Today however, in the higher temperature/pressure environments of flowing oil and gas wells, intelligent monitoring and control systems require feedthrough sealing capabilities equal to, or greater than, the ratings of the production/isolation packers. Available in sizes ranging from 51/2 in. to 103/4 in., today's feedthrough packer systems provide testable, metal-to-metal sealing capabilities for up to 8 control lines.
Additionally, and consistent with conventional high pressure/high temperature applications, intelligent well system functionality downhole must accommodate extremes in tubing expansion/contraction. This is accomplished by specialized expansion joints with working stroke-lengths of up to
20 ft. (6 m) and control line bypasses for up to six control lines.

Permanent downhole instrumentation

Production optimization discussions typically revolve around the acquisition, handling, storage and interpretation of acquired sensory data.

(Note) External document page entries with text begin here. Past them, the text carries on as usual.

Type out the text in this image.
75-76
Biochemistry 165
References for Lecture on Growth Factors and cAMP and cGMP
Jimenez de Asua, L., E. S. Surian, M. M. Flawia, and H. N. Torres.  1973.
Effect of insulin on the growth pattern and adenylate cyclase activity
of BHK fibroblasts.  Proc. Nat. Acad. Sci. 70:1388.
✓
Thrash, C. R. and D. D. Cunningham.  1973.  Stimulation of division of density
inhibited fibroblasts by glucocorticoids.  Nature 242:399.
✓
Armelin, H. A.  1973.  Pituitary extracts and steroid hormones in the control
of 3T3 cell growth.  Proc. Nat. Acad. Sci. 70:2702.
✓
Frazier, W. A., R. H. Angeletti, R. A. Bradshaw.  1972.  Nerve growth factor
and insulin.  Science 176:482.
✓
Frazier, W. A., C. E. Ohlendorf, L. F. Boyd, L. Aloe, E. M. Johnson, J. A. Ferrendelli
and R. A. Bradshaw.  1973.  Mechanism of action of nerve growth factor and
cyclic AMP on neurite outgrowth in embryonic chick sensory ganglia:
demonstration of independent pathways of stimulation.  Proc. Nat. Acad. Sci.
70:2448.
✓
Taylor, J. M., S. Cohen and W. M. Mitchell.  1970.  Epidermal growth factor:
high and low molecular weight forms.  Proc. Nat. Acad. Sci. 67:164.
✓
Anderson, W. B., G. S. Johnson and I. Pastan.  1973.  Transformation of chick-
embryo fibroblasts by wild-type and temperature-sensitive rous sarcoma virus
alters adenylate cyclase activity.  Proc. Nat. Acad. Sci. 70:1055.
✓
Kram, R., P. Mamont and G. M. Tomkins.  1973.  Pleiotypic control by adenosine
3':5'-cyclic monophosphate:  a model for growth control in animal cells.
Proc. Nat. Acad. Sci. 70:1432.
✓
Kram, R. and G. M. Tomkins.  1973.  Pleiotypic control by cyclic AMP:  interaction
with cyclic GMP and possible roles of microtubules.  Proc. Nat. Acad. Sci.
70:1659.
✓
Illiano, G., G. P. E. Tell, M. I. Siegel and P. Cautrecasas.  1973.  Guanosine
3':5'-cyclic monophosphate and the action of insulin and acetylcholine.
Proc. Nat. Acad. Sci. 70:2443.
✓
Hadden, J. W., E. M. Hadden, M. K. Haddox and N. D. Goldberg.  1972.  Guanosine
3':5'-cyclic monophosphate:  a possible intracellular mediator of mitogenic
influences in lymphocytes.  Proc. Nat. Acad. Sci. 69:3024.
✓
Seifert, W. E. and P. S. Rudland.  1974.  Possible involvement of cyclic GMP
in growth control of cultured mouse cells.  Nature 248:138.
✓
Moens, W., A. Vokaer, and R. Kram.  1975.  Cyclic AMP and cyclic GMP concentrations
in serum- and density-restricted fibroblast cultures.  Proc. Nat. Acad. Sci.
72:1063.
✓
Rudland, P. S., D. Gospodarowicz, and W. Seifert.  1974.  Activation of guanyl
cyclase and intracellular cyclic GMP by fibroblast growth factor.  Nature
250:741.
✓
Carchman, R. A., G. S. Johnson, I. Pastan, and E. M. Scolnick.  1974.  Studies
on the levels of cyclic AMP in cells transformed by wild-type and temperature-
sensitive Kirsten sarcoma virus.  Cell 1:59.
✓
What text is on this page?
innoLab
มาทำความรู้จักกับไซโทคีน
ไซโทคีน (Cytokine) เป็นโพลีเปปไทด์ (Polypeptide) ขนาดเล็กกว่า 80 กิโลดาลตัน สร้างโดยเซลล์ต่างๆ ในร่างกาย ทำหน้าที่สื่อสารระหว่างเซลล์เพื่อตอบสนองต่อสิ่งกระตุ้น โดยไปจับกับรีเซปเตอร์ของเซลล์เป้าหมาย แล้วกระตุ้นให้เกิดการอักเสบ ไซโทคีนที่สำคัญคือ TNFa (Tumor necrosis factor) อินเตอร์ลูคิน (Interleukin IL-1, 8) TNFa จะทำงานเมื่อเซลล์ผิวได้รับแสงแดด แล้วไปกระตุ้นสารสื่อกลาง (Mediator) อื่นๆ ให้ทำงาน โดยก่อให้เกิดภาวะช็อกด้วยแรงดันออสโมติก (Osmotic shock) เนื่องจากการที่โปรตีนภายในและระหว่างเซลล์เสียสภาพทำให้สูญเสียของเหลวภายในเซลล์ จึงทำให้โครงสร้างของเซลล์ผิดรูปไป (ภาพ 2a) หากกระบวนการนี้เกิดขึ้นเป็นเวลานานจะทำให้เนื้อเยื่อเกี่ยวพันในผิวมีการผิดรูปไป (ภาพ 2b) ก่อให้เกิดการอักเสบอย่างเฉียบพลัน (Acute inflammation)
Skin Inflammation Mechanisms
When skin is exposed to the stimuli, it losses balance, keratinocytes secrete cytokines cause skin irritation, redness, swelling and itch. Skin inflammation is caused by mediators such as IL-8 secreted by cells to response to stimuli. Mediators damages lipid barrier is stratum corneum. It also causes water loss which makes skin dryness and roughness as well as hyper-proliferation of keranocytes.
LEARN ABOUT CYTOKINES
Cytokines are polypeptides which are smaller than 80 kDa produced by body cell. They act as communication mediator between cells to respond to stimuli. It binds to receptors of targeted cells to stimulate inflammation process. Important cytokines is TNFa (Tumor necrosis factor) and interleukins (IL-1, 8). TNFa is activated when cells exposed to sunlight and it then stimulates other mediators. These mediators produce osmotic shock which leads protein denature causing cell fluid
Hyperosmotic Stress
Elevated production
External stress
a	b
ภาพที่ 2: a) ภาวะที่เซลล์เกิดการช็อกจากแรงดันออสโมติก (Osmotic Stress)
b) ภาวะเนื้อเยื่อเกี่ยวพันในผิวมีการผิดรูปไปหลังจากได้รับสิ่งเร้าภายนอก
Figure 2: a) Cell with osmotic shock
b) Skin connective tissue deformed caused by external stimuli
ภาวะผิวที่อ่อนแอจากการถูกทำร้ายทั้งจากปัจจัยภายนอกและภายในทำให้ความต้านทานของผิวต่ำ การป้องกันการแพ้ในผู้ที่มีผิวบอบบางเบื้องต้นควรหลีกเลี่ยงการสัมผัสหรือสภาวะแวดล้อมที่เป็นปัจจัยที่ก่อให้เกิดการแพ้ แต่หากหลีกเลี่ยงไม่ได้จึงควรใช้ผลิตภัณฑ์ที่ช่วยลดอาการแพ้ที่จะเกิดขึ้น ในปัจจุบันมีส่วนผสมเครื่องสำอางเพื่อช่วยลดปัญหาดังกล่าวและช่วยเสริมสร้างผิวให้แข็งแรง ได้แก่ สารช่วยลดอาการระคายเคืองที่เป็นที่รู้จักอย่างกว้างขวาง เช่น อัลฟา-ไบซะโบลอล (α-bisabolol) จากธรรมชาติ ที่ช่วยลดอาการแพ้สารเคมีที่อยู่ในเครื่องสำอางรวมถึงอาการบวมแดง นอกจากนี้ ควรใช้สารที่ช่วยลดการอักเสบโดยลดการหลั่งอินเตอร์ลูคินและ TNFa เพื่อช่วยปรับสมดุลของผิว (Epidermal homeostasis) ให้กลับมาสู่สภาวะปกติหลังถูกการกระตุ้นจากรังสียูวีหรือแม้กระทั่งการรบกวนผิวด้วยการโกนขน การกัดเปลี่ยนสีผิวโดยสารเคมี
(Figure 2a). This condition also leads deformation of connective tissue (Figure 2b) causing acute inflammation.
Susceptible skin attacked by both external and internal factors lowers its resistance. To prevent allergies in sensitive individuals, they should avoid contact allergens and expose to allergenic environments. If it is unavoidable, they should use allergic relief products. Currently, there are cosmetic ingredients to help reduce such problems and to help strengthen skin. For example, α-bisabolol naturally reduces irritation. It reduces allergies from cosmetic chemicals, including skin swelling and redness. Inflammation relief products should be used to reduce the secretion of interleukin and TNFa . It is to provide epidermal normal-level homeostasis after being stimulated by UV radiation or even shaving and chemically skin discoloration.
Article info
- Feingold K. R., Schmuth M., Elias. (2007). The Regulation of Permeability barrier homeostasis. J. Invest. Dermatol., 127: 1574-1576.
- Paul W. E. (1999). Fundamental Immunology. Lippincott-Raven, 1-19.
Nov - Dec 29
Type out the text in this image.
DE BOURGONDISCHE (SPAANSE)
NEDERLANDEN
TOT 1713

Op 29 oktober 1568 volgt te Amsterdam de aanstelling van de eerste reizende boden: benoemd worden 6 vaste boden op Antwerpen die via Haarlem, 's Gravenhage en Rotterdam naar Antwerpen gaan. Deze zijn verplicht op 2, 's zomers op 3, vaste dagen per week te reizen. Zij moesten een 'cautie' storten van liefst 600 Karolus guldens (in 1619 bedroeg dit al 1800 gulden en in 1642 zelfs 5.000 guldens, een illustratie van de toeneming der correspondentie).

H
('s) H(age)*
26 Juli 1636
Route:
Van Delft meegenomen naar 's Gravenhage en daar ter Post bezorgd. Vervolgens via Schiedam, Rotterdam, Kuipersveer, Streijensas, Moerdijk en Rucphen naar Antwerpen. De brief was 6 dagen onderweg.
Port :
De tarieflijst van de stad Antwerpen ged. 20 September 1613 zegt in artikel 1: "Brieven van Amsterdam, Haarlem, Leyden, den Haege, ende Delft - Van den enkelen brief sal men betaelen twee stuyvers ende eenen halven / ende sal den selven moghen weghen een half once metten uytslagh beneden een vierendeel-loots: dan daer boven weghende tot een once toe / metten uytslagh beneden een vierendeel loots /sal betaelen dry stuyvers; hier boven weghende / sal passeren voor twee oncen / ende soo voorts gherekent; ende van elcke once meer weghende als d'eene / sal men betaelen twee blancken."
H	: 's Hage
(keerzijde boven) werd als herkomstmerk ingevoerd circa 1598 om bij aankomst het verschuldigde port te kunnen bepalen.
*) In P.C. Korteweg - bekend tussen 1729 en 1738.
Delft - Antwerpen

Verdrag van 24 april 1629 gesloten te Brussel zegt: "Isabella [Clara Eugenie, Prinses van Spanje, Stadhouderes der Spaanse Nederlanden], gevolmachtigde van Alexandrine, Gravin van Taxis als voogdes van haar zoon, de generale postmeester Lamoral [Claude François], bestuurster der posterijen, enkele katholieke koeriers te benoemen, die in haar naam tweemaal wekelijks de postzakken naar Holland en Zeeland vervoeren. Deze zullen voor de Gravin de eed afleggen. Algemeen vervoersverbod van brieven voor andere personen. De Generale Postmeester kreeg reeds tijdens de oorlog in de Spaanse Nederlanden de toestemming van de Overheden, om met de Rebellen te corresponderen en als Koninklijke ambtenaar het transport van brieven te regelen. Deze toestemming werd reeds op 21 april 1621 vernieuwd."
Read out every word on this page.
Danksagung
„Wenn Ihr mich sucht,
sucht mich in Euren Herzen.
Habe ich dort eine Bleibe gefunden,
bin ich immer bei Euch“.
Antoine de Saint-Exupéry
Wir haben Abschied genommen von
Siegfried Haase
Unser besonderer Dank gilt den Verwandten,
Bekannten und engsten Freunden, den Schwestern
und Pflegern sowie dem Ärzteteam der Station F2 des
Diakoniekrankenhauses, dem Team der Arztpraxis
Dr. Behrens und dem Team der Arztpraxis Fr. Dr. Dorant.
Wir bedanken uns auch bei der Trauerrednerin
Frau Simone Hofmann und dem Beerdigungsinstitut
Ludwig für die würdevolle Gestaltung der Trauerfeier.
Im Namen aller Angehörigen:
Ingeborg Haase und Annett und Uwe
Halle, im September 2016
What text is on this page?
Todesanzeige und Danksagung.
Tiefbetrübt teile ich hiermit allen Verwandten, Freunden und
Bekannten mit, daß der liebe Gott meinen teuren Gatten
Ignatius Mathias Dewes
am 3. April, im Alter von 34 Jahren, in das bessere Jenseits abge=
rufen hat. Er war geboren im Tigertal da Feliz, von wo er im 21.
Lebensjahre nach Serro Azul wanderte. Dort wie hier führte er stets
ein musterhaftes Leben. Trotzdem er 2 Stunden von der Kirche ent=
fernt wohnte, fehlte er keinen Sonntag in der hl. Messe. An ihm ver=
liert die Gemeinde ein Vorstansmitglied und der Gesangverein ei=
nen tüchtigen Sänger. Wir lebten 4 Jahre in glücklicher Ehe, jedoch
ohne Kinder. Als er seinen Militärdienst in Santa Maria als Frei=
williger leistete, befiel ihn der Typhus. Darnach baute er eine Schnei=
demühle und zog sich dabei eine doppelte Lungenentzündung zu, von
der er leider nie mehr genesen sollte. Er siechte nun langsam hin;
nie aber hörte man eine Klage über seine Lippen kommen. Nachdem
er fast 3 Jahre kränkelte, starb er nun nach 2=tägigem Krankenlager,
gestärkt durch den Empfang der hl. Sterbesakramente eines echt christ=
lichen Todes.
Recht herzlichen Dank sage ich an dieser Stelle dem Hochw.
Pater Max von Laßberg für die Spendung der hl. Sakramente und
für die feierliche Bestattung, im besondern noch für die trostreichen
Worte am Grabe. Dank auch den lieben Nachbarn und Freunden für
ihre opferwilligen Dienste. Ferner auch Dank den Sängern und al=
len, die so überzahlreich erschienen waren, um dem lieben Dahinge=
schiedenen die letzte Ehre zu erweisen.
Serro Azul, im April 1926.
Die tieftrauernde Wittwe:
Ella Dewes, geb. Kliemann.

Bottomhole pressure measurements in the producing well arguably remain the most valuable piece of information for reservoir and production engineers. But it is expected that demand for downhole measurements will increase dramatically. In this sense, additional measurements will mean not only increased measurement frequency, but an increase in the measurement parameters needed (multi-phase flow, temperature, pressure, strain, resistivity, sand-detection, seismic, etc.); and measurement density (multi-point, distributed, continuous, etc.) (Figure 2).
Production optimization techniques will probably always be limited by either the number and type of available data points, or the data handling and interpretation capacity required to make use of them.

Remote downhole flow control

Fundamental process control principles for production optimization must include the ability to respond to changes in process conditions. Remotely actuated control valves located downhole complete the extension of process control. Primary among the current applications of downhole flow control valves are hydraulically actuated sliding sleeves and adjustable chokes. These devices are quite reliable and limited only by their control systems' susceptibility to control fluid leakage/contamination and inherent valve positioning limits at long distances without direct feedback control. Hybrid electro-hydraulic systems, manifold-type systems, and pressure-pulse type systems are also available for increased selective valve control. Electrically actuated sleeve-type control valves are also available, which have the inherent benefit of integrated power and direct feedback control. However, they have not as yet found a broad user-base in the industry, primarily due to their lack of field history.

Remotely controlled downhole control valves are being employed in an ever-growing range of applications. A short list of installations and uses follows:

• Selective, multi-zone commingled flow;
• Downhole water/gas shut-off;
• Injection well zonal rate allocation;
• Dump-flood control;
• Auto-gas lift;
• Drawdown distribution control;
• Selective secondary permeability adaptation in extended-reach horizontal wells;
• Lateral production control in multilateral;
• Zonal shut-off/control below ESPs.

Conclusion

The principles of production optimization don't change when the process is extended into the wellbore. However, the well design and completion must incorporate the architectural components to implement the process. This article has reviewed some of the basic concepts, tools and functionality involved in intelligent well systems to date.

More than 200 intelligent wells are in operation today throughout the world. With additional experience and continuing improvements based on the lessons learned, the true benefits of production enhancement and optimization will be realized by a growing operator base in the years to come.